Complete step-by-step solution:
From the question, it is given that the equation is:
$4{\sin ^4}x + {\cos ^4}x = 1$
On transferring ${\cos ^4}x$ across the $ = $ sign we get:
$\Rightarrow$ $4{\sin ^4}x = 1 - {\cos ^4}x$
Since the right-hand side in the above equation is in the form ${a^2} - {b^2}$ we can expand it as follows:
$\Rightarrow$$4{\sin ^4}x = (1 - {\cos ^2}x)(1 + {\cos ^2}x)$
Now we know that ${\sin ^2}x + {\cos ^2}x = 1$, therefore$1 - {\cos ^2}x = {\sin ^2}x$, substituting in the above equation we get:
$\Rightarrow$$4{\sin ^4}x = ({\sin ^2}x)(1 + {\cos ^2}x)$
On taking the right-hand side to the left-hand side we get:
$\Rightarrow$$4{\sin ^4}x - {\sin ^2}x(1 + {\cos ^2}x) = 0$
Now since both the terms have ${\sin ^2}x$ common, we remove it as common:
$\Rightarrow$${\sin ^2}x(4{\sin ^2}x - (1 + {\cos ^2}x)) = 0$
Now since the above equation is in the format $ab = 0$, either $a = 0$or$b = 0$,
So we can write it as,
$\Rightarrow$${\sin ^2}x = 0$ Or $4{\sin ^2}x - (1 + {\cos ^2}x) = 0$
Now if ${\sin ^2}x = 0$,
$\Rightarrow$$\sin x = 0$
And $\sin x = 0$ when $x = n\pi $
Therefore, one correct option is option $(A)$.

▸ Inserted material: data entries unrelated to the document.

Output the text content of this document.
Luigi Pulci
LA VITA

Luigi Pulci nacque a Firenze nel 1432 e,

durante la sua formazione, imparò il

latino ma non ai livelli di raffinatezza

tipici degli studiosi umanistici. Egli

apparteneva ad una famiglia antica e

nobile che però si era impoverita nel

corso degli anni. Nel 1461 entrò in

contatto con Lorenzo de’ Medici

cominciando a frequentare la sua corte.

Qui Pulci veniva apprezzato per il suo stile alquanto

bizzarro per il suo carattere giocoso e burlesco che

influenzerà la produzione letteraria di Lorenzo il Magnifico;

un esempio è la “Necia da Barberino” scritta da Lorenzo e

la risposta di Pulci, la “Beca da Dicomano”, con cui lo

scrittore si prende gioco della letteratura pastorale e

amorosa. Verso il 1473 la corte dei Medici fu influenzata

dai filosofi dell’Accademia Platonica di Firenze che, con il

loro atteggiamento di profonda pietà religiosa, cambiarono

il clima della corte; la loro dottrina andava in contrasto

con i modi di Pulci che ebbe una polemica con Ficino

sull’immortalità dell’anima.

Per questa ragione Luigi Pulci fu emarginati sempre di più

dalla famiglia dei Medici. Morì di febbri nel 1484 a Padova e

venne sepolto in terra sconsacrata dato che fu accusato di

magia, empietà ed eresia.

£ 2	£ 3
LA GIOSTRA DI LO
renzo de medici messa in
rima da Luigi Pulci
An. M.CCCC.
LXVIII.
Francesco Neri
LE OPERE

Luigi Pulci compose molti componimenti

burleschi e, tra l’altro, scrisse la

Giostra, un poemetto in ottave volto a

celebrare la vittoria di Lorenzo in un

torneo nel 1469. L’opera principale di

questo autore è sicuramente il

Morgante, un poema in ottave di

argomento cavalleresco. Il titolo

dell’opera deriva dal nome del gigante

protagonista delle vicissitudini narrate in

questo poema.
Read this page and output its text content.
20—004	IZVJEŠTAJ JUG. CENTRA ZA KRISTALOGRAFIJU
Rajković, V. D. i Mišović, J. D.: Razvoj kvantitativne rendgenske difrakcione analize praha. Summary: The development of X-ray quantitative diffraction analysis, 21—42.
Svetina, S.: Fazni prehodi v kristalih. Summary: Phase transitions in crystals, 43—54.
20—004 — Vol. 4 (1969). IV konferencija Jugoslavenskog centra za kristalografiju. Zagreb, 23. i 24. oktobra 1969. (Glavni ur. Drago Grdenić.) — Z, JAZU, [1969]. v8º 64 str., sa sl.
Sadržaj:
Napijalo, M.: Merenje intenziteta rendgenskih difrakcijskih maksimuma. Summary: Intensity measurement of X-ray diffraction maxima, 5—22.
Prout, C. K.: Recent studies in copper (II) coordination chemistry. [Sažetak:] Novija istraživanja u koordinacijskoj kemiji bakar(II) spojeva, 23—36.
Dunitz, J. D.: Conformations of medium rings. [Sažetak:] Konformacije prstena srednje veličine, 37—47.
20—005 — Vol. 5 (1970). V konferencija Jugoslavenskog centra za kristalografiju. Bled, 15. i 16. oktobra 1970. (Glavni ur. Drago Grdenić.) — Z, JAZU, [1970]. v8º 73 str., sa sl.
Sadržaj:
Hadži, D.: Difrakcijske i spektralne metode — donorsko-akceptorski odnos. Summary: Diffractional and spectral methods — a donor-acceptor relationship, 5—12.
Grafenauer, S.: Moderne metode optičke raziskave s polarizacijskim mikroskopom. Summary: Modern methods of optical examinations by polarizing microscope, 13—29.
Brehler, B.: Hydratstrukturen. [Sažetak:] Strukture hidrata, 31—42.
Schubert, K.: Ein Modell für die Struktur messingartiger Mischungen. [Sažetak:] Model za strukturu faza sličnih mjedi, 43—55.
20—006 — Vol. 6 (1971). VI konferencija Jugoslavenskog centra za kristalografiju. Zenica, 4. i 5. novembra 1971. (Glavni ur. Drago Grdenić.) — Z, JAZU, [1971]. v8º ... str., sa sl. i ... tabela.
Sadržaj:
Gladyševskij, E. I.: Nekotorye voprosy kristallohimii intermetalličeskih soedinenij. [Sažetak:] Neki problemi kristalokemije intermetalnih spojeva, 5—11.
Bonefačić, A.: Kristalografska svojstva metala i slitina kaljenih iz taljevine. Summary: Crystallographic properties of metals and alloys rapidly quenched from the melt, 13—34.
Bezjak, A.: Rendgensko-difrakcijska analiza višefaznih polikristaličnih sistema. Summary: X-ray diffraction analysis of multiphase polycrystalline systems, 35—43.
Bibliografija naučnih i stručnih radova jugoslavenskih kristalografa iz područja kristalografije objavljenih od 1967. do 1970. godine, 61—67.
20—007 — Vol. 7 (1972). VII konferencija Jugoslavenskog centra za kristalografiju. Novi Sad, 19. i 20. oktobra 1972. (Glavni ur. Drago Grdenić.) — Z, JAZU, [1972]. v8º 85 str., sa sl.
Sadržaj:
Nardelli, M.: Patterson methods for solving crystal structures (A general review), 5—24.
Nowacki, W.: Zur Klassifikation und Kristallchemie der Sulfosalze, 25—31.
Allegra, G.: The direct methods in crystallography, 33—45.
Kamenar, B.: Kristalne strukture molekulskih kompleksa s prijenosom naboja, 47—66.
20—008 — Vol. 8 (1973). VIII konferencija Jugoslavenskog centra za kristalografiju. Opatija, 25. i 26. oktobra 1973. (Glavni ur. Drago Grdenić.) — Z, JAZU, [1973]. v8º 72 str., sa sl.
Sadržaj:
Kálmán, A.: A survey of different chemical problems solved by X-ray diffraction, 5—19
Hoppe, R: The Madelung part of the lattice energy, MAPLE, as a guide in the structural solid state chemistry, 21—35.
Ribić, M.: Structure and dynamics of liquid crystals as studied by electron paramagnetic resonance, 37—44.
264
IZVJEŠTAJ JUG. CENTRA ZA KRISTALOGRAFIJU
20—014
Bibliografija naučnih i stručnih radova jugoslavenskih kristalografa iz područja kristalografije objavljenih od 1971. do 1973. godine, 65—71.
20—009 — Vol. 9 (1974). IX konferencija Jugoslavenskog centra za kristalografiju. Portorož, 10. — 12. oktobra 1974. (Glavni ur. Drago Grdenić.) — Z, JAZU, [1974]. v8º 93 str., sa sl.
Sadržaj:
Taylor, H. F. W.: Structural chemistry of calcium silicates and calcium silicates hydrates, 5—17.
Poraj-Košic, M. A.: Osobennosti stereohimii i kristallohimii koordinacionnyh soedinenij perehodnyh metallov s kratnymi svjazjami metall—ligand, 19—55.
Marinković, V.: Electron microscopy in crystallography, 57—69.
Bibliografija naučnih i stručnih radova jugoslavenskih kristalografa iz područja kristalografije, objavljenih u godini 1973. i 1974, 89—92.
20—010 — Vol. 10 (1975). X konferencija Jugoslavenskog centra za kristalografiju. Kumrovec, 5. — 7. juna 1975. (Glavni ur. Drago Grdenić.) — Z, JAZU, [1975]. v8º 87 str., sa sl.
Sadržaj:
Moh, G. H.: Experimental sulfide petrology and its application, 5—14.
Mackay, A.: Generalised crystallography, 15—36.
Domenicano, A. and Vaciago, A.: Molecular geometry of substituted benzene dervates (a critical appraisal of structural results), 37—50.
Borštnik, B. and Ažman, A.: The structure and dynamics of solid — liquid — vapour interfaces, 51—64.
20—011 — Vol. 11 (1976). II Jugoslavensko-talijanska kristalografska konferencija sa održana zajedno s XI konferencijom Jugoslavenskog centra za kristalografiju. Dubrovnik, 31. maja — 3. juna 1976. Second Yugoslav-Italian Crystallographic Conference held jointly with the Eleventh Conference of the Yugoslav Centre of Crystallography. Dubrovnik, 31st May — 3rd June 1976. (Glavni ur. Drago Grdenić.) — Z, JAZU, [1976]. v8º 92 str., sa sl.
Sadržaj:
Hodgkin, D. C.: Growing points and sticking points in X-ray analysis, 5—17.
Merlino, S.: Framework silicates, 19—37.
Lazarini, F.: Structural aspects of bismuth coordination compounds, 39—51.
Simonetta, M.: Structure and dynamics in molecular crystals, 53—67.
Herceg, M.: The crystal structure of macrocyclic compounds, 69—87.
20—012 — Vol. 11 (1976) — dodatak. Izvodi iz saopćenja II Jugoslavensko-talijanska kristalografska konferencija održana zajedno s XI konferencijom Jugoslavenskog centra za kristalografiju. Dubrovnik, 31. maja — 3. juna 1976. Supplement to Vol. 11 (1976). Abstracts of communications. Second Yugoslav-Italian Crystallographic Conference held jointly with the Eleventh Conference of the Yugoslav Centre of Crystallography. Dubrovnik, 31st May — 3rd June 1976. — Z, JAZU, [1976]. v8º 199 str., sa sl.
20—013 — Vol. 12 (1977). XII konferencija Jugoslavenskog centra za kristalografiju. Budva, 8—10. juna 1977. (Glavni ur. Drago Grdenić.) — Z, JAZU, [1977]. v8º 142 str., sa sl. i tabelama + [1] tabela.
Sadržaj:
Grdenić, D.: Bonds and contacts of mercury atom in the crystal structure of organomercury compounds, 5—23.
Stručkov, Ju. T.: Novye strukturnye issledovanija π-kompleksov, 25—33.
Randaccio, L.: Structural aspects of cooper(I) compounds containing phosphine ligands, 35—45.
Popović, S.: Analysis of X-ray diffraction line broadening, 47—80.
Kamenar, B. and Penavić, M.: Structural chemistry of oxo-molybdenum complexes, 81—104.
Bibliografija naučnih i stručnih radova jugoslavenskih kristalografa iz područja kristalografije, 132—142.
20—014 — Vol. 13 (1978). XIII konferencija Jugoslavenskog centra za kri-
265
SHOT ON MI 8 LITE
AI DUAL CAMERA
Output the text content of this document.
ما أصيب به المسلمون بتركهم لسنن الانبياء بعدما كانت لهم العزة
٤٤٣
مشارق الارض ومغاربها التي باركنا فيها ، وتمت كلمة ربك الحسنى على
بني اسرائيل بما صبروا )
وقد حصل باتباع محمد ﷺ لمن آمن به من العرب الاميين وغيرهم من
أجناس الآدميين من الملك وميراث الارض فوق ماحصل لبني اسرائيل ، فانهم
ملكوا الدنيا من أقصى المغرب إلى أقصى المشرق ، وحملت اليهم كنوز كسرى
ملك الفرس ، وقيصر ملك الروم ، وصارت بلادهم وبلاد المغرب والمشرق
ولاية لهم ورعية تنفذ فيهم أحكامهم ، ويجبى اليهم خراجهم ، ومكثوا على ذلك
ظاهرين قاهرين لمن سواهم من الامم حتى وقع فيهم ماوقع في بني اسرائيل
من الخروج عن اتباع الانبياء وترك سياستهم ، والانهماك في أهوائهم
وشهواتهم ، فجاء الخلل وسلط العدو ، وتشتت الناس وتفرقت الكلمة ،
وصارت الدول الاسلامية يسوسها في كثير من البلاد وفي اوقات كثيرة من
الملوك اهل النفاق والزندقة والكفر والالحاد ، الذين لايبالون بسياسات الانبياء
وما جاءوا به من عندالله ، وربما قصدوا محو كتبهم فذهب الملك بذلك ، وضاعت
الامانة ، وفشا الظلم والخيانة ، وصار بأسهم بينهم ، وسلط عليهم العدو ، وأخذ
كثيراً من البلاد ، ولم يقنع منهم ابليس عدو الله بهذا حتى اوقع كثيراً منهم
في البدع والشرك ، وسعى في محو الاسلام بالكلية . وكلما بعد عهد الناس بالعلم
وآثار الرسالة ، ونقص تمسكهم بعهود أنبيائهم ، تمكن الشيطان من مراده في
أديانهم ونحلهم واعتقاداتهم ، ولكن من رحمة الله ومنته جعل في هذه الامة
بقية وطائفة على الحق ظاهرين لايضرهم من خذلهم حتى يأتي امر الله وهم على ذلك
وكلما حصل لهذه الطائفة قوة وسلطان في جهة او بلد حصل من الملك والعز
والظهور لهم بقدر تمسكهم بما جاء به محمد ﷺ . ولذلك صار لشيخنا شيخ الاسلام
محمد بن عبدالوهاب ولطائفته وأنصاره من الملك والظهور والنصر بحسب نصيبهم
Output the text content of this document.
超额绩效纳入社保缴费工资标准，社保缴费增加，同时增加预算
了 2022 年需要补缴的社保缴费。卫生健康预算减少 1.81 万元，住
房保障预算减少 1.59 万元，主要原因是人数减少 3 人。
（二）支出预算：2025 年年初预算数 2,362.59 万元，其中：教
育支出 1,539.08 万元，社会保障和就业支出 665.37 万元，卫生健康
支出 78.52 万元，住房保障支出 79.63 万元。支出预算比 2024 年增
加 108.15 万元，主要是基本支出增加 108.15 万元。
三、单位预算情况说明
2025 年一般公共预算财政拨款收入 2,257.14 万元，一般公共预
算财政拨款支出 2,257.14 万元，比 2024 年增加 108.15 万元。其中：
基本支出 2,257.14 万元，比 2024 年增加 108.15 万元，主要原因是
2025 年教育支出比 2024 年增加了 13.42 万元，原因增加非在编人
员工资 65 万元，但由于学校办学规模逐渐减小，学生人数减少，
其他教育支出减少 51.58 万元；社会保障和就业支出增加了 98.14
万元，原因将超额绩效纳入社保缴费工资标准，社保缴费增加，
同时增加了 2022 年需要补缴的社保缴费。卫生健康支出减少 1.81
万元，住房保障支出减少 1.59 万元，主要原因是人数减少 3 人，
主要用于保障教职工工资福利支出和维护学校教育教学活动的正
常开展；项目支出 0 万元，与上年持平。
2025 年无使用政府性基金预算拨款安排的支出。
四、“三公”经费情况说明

Again we can write the $4{\sin ^2}x - (1 + {\cos ^2}x) = 0$
We know that ${\cos ^2}x = 1 - {\sin ^2}x$ therefore the equation can be written as:
$4{\sin ^2}x - (1 + 1 - {\sin ^2}x) = 0$
On opening the bracket, we get:
$\Rightarrow$$4{\sin ^2}x - 2 + {\sin ^2}x = 0$
On transferring $2$ across the $ = $ sign we get:
$\Rightarrow$$4{\sin ^2}x + {\sin ^2}x = 2$
On simplifying we get:
$\Rightarrow$$5{\sin ^2}x = 2$
Therefore,
${\sin ^2}x = \dfrac{2}{5}$
On taking square root both the sides, we get:
$\Rightarrow$$\sin x = \sqrt {\dfrac{2}{5}} $
Therefore $\sin x = \sin \alpha $
$\Rightarrow$$x = n\pi + {( - 1)^n}{\sin ^{ - 1}}(\sqrt {\dfrac{2}{5}} )$
Therefore, the second correct option is $(B)$.

Therefore, options $(A)$ and option $(B)$ both are correct in this question.

Note: The formula used over here is for $\sin (n\pi + x)$,
It is to be remembered that $\sin (n\pi + x) = {( - 1)^n}\sin x$
Basic trigonometric formulas should be remembered to solve these types of sums.
The inverse trigonometric function of $\sin x$ which is ${\sin ^{ - 1}}x$ used in this sum
For example, if $\sin x = a$ and then $x = {\sin ^{ - 1}}a$.
Also, ${\sin ^{ - 1}}(\sin x) = x$ this is a property of the inverse function.
There also exists inverse functions for the other trigonometric relations such as $\tan $ and $\cos $.
The inverse function is used to find the angle $x$ from the value of the trigonometric relation.